Le 20 mars, le Conseil constitutionnel a estimé que la vaccination obligatoire des enfants est conforme « à l’exigence constitutionnelle de protection de la santé publique », non sans souligner dans son commentaire, la réserve de la contre-indication. Cette obligation instaurée d’abord pour justifier la prise en charge par la collectivité est maintenue désormais au nom d’une immunité grégaire (même contre le tétanos, non contagieux !) : pourtant la France a signé la Convention européenne d’Oviedo rappelant (article 2) que « L'intérêt et le bien de l'être humain doivent prévaloir sur le seul intérêt de la société ou de la science ».

L’avis du Conseil fait ainsi peu de cas du respect de l’intégrité physique de l’individu, comme de l’exigence de son consentement (ou de celui de ses représentants) préalablement à tout acte médical sur sa personne.  

Le Conseil se réfère à la garantie de la protection de la santé publique, sans se préoccuper de la garantie corollaire à l’obligation d’une absolue sécurité des vaccinations pour chacun. Surtout le Conseil considère que l’actuelle politique sanitaire collective serait exclusive de toute autre conception médicale, et pour tout dire infaillible.

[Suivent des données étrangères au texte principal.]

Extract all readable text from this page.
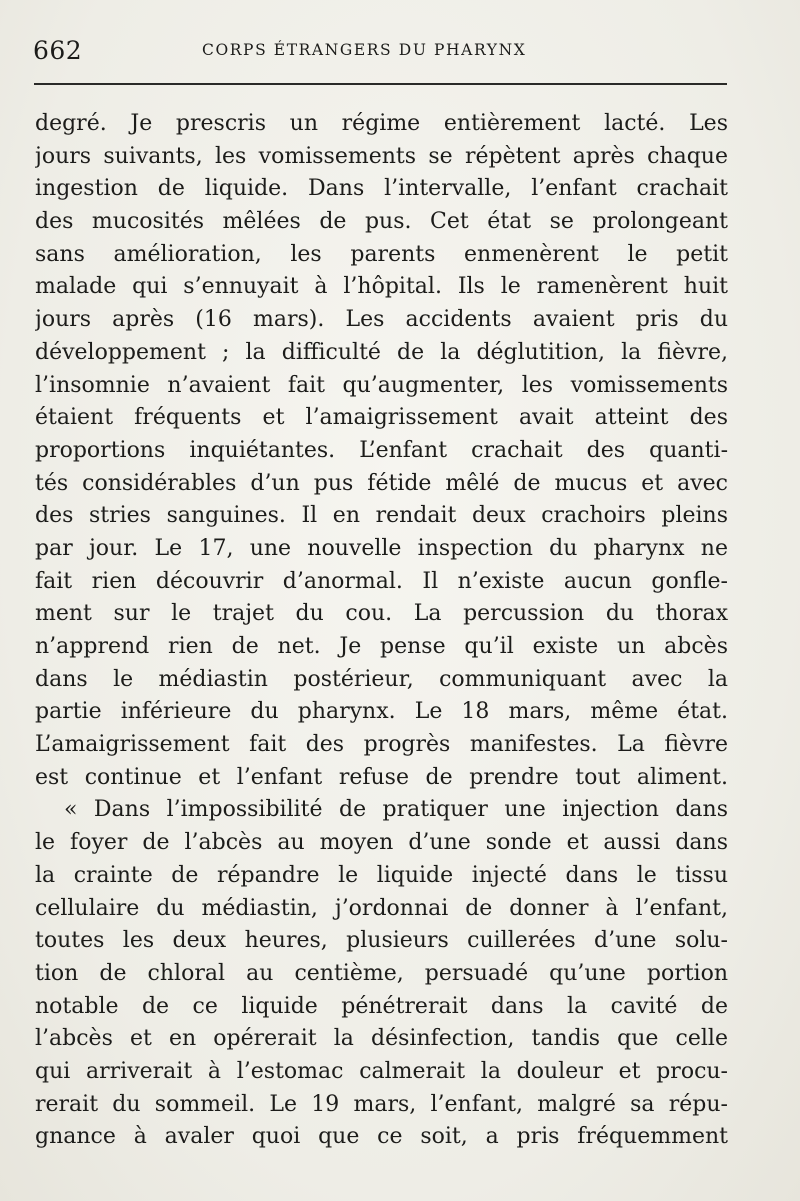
662	CORPS ÉTRANGERS DU PHARYNX
degré. Je prescris un régime entièrement lacté. Les
jours suivants, les vomissements se répètent après chaque
ingestion de liquide. Dans l’intervalle, l’enfant crachait
des mucosités mêlées de pus. Cet état se prolongeant
sans amélioration, les parents enmenèrent le petit
malade qui s’ennuyait à l’hôpital. Ils le ramenèrent huit
jours après (16 mars). Les accidents avaient pris du
développement ; la difficulté de la déglutition, la fièvre,
l’insomnie n’avaient fait qu’augmenter, les vomissements
étaient fréquents et l’amaigrissement avait atteint des
proportions inquiétantes. L’enfant crachait des quanti-
tés considérables d’un pus fétide mêlé de mucus et avec
des stries sanguines. Il en rendait deux crachoirs pleins
par jour. Le 17, une nouvelle inspection du pharynx ne
fait rien découvrir d’anormal. Il n’existe aucun gonfle-
ment sur le trajet du cou. La percussion du thorax
n’apprend rien de net. Je pense qu’il existe un abcès
dans le médiastin postérieur, communiquant avec la
partie inférieure du pharynx. Le 18 mars, même état.
L’amaigrissement fait des progrès manifestes. La fièvre
est continue et l’enfant refuse de prendre tout aliment.
« Dans l’impossibilité de pratiquer une injection dans
le foyer de l’abcès au moyen d’une sonde et aussi dans
la crainte de répandre le liquide injecté dans le tissu
cellulaire du médiastin, j’ordonnai de donner à l’enfant,
toutes les deux heures, plusieurs cuillerées d’une solu-
tion de chloral au centième, persuadé qu’une portion
notable de ce liquide pénétrerait dans la cavité de
l’abcès et en opérerait la désinfection, tandis que celle
qui arriverait à l’estomac calmerait la douleur et procu-
rerait du sommeil. Le 19 mars, l’enfant, malgré sa répu-
gnance à avaler quoi que ce soit, a pris fréquemment
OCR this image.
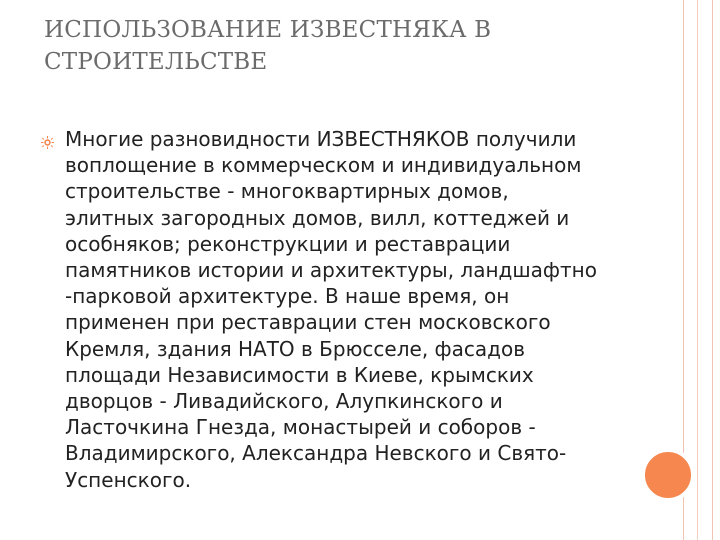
ИСПОЛЬЗОВАНИЕ ИЗВЕСТНЯКА В
СТРОИТЕЛЬСТВЕ

Многие разновидности ИЗВЕСТНЯКОВ получили
воплощение в коммерческом и индивидуальном
строительстве - многоквартирных домов,
элитных загородных домов, вилл, коттеджей и
особняков; реконструкции и реставрации
памятников истории и архитектуры, ландшафтно
-парковой архитектуре. В наше время, он
применен при реставрации стен московского
Кремля, здания НАТО в Брюсселе, фасадов
площади Независимости в Киеве, крымских
дворцов - Ливадийского, Алупкинского и
Ласточкина Гнезда, монастырей и соборов -
Владимирского, Александра Невского и Свято-
Успенского.
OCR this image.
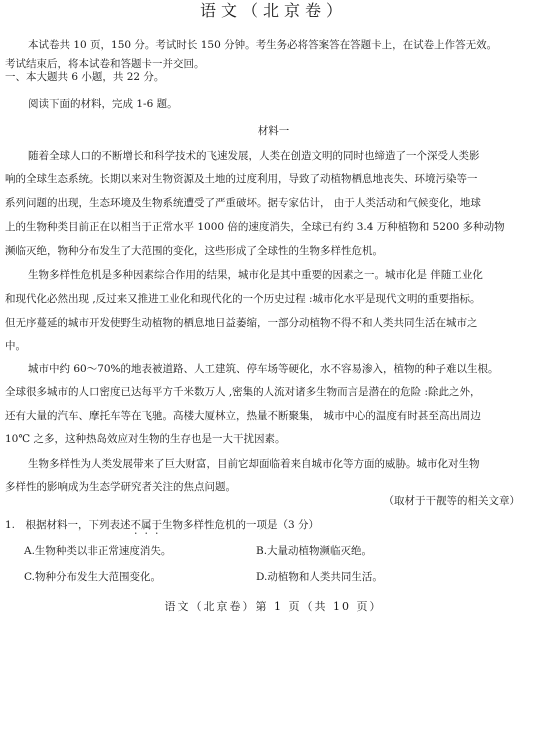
语文（北京卷）
本试卷共 10 页，150 分。考试时长 150 分钟。考生务必将答案答在答题卡上，在试卷上作答无效。
考试结束后，将本试卷和答题卡一并交回。
一、本大题共 6 小题，共 22 分。
阅读下面的材料，完成 1-6 题。
材料一
随着全球人口的不断增长和科学技术的飞速发展，人类在创造文明的同时也缔造了一个深受人类影
响的全球生态系统。长期以来对生物资源及土地的过度利用，导致了动植物栖息地丧失、环境污染等一
系列问题的出现，生态环境及生物系统遭受了严重破坏。据专家估计， 由于人类活动和气候变化，地球
上的生物种类目前正在以相当于正常水平 1000 倍的速度消失，全球已有约 3.4 万种植物和 5200 多种动物
濒临灭绝，物种分布发生了大范围的变化，这些形成了全球性的生物多样性危机。
生物多样性危机是多种因素综合作用的结果，城市化是其中重要的因素之一。城市化是 伴随工业化
和现代化必然出现 ,反过来又推进工业化和现代化的一个历史过程 :城市化水平是现代文明的重要指标。
但无序蔓延的城市开发使野生动植物的栖息地日益萎缩，一部分动植物不得不和人类共同生活在城市之
中。
城市中约 60～70%的地表被道路、人工建筑、停车场等硬化，水不容易渗入，植物的种子难以生根。
全球很多城市的人口密度已达每平方千米数万人 ,密集的人流对诸多生物而言是潜在的危险 :除此之外，
还有大量的汽车、摩托车等在飞驰。高楼大厦林立，热量不断聚集， 城市中心的温度有时甚至高出周边
10℃ 之多，这种热岛效应对生物的生存也是一大干扰因素。
生物多样性为人类发展带来了巨大财富，目前它却面临着来自城市化等方面的威胁。城市化对生物
多样性的影响成为生态学研究者关注的焦点问题。
（取材于干靓等的相关文章）
1.　根据材料一，下列表述不属于生物多样性危机的一项是（3 分）
A.生物种类以非正常速度消失。	B.大量动植物濒临灭绝。
C.物种分布发生大范围变化。	D.动植物和人类共同生活。
语文（北京卷）第 1 页（共 10 页）
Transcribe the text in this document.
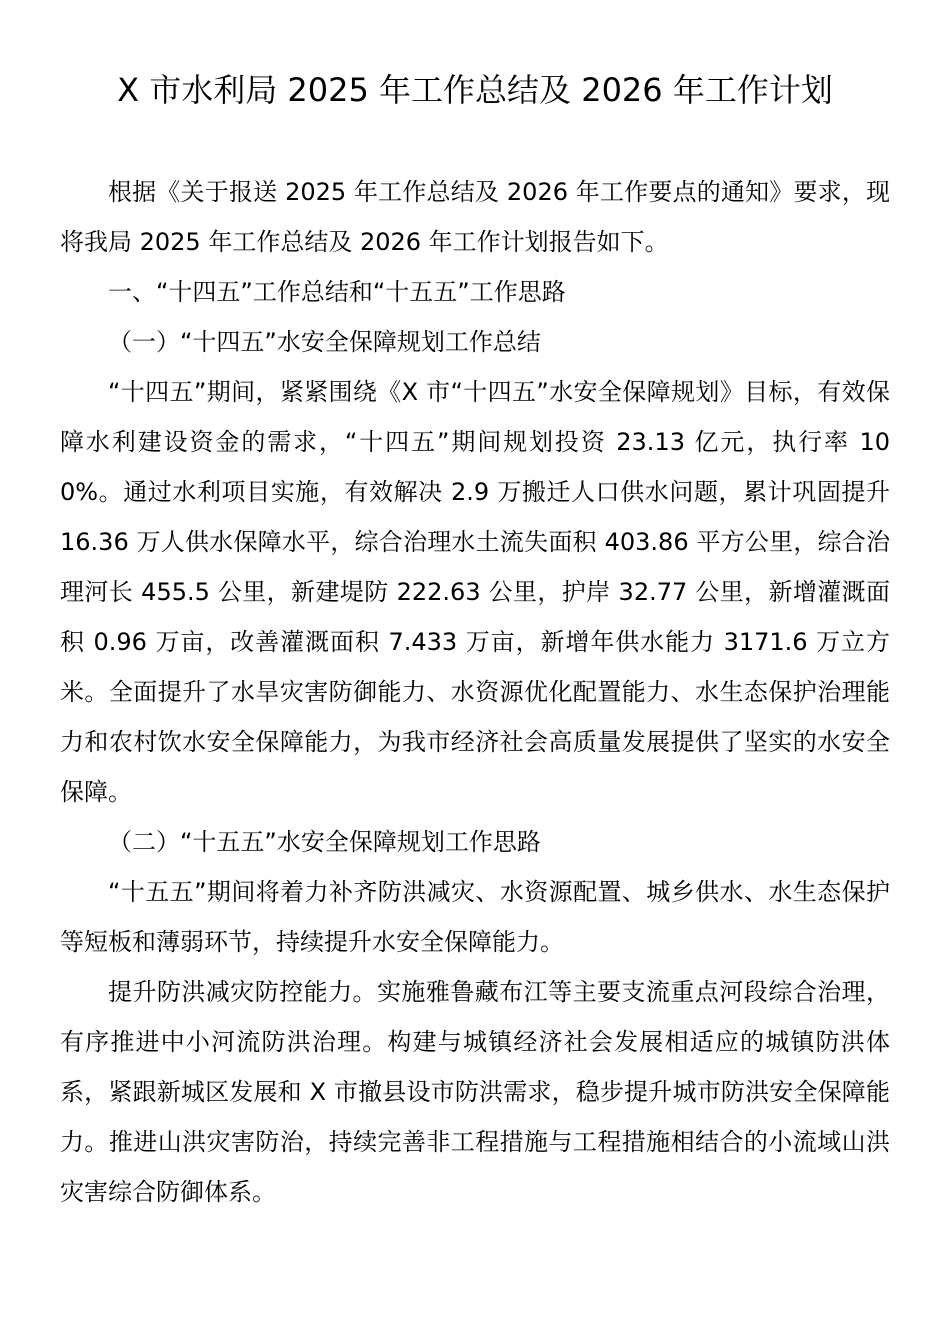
X 市水利局 2025 年工作总结及 2026 年工作计划

根据《关于报送 2025 年工作总结及 2026 年工作要点的通知》要求，现将我局 2025 年工作总结及 2026 年工作计划报告如下。

一、“十四五”工作总结和“十五五”工作思路

（一）“十四五”水安全保障规划工作总结

“十四五”期间，紧紧围绕《X 市“十四五”水安全保障规划》目标，有效保障水利建设资金的需求，“十四五”期间规划投资 23.13 亿元，执行率 100%。通过水利项目实施，有效解决 2.9 万搬迁人口供水问题，累计巩固提升 16.36 万人供水保障水平，综合治理水土流失面积 403.86 平方公里，综合治理河长 455.5 公里，新建堤防 222.63 公里，护岸 32.77 公里，新增灌溉面积 0.96 万亩，改善灌溉面积 7.433 万亩，新增年供水能力 3171.6 万立方米。全面提升了水旱灾害防御能力、水资源优化配置能力、水生态保护治理能力和农村饮水安全保障能力，为我市经济社会高质量发展提供了坚实的水安全保障。

（二）“十五五”水安全保障规划工作思路

“十五五”期间将着力补齐防洪减灾、水资源配置、城乡供水、水生态保护等短板和薄弱环节，持续提升水安全保障能力。

提升防洪减灾防控能力。实施雅鲁藏布江等主要支流重点河段综合治理，有序推进中小河流防洪治理。构建与城镇经济社会发展相适应的城镇防洪体系，紧跟新城区发展和 X 市撤县设市防洪需求，稳步提升城市防洪安全保障能力。推进山洪灾害防治，持续完善非工程措施与工程措施相结合的小流域山洪灾害综合防御体系。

Cette décision se contente de ratifier une pratique historique d’obligation par laquelle la France se singularise au sein de l’Europe, voire contrevient à la libre circulation de nos partenaires.

En l’état actuel, cette onction de constitutionnalité tend à pérenniser les obligations de vaccination contre la diphtérie et la poliomyélite, maladies contagieuses disparues de France depuis plus de 20 ans, et contre le tétanos, maladie non contagieuse, mais aussi non immunisante, qui représente 3 décès par an dans des cas particuliers. Les moindres risques inhérents à ces vaccinations sont désormais plus importants que ceux de ces maladies : même constitutionnelle, la systématisation de ces vaccins de faible utilité est d’autant plus contestable du point de vue de la santé publique.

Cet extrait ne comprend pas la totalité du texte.